YENİ FIRINLAR VE EK DÖNÜŞÜM TESİSLERİ KURULACAK
Proje dosyasına göre; ek geri dönüşüm hatları ve yeni fırınlar kurulacak, akü parçalama/ayrıştırma ve kurşun ergitme hatlarının kapasitesi artırılacağını kaydeden Akcura, işletmede atık akümülatörler, birincil ve ikincil üretim cürufları ve hurdaları, pota üstü ve filtre tozları, oksit çamurları gibi kurşun içerikli atıkların hammadde olarak kullanıldığını kaydetti. Ülkenin her köşesinden toplanan kurşun esaslı atık aküler ve Mutlu Akü’nün İstanbul Tuzla’daki fabrikasında hatalı dökülmüş plak ve kurşun içerikli atıkların da Fırdan’daki tesise getirildiğini belirten Akcura, “Normalde Çevre İzin ve Lisans Belgesi 29 Temmuz 2025 tarihine kadar geçerliydi. Ama Çevre, Şehircilik ve İklim Değişikliği Bakanlığı Çevresel Etki Değerlendirmesi, İzin ve Denetim Genel Müdürlüğünden, 16.12.2025 tarihine kadar geçerli Geçici Faaliyet Belgesi almışlar” ifadesini kullandı.

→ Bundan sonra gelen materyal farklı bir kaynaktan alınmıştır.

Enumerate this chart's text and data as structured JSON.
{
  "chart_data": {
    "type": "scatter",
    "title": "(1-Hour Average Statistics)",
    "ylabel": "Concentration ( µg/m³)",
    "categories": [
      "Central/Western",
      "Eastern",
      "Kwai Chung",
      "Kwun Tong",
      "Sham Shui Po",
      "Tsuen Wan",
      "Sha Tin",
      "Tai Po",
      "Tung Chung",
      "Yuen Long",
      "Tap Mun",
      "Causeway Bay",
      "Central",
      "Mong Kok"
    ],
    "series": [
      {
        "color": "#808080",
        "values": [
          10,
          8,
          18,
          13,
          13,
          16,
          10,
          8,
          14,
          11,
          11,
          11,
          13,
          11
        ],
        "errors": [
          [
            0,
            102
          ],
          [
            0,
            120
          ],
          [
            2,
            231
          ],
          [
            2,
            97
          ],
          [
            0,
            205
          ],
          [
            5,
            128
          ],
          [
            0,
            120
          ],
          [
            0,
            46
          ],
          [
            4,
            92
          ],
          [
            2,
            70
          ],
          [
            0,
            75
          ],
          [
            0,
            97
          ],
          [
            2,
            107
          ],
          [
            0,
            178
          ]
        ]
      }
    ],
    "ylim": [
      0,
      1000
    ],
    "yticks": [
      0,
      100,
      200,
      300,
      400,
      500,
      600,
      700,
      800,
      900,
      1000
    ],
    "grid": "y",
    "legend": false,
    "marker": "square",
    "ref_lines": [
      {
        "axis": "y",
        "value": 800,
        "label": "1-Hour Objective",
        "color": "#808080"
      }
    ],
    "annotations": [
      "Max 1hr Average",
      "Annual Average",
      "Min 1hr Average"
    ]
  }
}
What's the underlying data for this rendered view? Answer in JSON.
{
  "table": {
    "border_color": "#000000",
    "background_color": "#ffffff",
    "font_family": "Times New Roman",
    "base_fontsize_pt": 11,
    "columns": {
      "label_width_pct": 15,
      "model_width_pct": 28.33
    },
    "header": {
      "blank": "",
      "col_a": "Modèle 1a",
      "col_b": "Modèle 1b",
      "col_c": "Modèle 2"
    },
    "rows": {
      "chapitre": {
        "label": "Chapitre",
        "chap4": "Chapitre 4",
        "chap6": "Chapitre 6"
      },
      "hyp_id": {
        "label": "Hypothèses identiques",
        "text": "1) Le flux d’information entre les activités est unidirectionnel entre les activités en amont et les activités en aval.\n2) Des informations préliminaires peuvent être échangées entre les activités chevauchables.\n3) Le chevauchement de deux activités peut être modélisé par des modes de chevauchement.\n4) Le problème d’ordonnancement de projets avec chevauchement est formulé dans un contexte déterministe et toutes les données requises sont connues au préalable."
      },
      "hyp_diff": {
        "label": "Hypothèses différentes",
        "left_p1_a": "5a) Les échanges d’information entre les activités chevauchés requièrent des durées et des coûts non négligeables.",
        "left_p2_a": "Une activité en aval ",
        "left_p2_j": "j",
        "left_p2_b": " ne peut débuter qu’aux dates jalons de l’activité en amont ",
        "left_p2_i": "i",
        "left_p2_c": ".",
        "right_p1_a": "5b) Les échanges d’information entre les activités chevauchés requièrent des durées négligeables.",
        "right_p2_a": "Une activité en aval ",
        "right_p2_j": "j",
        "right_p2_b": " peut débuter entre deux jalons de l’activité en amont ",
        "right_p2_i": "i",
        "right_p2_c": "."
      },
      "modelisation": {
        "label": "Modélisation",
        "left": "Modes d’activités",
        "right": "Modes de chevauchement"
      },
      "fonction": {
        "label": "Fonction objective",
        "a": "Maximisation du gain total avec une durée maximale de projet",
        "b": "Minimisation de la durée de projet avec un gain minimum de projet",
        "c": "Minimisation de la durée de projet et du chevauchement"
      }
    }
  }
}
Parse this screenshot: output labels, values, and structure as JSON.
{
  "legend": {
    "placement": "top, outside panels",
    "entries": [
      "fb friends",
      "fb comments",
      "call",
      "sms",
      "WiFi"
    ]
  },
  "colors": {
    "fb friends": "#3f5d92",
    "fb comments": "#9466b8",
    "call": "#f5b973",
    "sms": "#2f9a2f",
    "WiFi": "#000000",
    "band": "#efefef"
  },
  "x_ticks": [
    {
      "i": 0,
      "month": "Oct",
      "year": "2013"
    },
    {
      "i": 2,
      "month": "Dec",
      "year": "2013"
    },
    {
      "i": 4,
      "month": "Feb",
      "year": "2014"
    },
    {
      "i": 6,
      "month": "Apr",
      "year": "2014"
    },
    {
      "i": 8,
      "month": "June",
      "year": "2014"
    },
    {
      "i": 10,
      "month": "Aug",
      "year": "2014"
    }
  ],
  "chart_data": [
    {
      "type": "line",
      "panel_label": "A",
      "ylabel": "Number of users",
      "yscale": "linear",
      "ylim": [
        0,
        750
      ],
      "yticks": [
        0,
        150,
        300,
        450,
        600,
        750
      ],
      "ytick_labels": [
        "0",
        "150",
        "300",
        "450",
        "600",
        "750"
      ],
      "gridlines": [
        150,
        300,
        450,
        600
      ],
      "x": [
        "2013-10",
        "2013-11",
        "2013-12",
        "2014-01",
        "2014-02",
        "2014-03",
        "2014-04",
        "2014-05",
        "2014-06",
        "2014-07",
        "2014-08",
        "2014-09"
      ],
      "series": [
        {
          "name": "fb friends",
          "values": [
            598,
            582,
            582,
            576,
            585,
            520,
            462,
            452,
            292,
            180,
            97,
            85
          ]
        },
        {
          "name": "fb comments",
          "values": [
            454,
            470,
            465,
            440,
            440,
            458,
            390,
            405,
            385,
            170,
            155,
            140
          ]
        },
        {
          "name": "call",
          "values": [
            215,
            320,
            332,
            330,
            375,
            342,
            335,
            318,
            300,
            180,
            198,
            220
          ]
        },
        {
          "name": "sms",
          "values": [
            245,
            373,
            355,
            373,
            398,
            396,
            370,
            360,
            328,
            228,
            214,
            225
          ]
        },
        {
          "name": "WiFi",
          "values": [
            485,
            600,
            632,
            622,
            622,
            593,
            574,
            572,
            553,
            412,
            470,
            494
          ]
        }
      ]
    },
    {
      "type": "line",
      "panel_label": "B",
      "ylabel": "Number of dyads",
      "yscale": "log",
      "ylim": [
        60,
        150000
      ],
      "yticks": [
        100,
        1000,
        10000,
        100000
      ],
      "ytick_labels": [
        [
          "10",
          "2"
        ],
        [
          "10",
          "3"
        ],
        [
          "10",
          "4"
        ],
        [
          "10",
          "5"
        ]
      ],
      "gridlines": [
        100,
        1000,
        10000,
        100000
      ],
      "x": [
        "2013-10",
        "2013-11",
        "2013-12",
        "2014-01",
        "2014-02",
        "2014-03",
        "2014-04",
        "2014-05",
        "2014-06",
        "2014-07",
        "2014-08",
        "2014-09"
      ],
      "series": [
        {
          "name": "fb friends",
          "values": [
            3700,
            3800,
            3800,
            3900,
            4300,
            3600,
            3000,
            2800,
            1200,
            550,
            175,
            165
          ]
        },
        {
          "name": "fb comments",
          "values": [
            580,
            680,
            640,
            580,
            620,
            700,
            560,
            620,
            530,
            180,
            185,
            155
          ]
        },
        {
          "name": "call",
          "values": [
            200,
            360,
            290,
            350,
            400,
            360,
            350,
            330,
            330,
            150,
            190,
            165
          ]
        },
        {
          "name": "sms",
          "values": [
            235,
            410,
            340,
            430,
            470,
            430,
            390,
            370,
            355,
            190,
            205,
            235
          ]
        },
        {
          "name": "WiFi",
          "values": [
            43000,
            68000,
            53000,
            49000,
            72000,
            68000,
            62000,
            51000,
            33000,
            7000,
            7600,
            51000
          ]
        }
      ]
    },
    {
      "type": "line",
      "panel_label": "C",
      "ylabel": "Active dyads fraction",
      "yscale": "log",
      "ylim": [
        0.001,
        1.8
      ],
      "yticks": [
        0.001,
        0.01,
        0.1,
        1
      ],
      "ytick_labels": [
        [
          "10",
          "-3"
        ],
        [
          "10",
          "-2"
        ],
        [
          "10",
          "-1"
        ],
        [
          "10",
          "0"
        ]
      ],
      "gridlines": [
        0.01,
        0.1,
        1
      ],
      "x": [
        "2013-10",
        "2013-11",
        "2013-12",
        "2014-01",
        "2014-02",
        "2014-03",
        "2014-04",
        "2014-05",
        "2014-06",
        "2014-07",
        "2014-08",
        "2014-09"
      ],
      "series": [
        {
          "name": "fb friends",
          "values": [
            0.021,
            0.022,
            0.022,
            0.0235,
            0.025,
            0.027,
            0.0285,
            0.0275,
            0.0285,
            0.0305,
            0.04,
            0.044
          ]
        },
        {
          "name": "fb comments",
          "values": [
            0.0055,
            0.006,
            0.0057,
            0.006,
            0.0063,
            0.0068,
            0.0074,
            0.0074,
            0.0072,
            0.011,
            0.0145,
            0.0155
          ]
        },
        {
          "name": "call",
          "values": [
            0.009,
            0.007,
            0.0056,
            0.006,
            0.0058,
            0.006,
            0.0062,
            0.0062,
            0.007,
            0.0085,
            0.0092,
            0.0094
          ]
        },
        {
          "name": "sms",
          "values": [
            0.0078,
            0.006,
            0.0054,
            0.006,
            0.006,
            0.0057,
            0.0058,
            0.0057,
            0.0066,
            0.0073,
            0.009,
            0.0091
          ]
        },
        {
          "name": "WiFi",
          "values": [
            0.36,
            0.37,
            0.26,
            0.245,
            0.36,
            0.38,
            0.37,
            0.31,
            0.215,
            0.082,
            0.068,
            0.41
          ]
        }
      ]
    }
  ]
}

KÜLÇE KURŞUN VE AKÜ GERİ DÖNÜŞÜMÜNÜN ÇEVREYE ZARARLAR
Söz konusu durumun hava, toprak ve su kirliliğine yol açtığını belirten Akcura, şöyle söyledi: “2013’te Gedizliler, sebze ve meyve bahçelerinde ve ekili arazilerde veriminin düştüğünü söyleyerek yıllık üretimin 30 bin tona çıkmasına karşı çıkmışlar; ama maalesef engelleyememişler. Şöyle bir örnek var: 1 adet küçük kalem pil, 4 metrekare toprağı, tarım yapılamayacak şekilde kirletmeye yetiyor. Kurşun, sinir, kan ve böbrek sistemlerini etkileyen kümülatif bir zehir. Yani vücutta bir yeri bozduğunda orda durmuyor, diğer organlara da zarar veriyor. Ve vücut kurşunu hemen atamıyor. Vücuda giren kurşunun yarılanma ömrü 20 yılmış, yani 20 yılda, vücuda giren kurşunun sadece yarısını atabiliyormuş vücut.”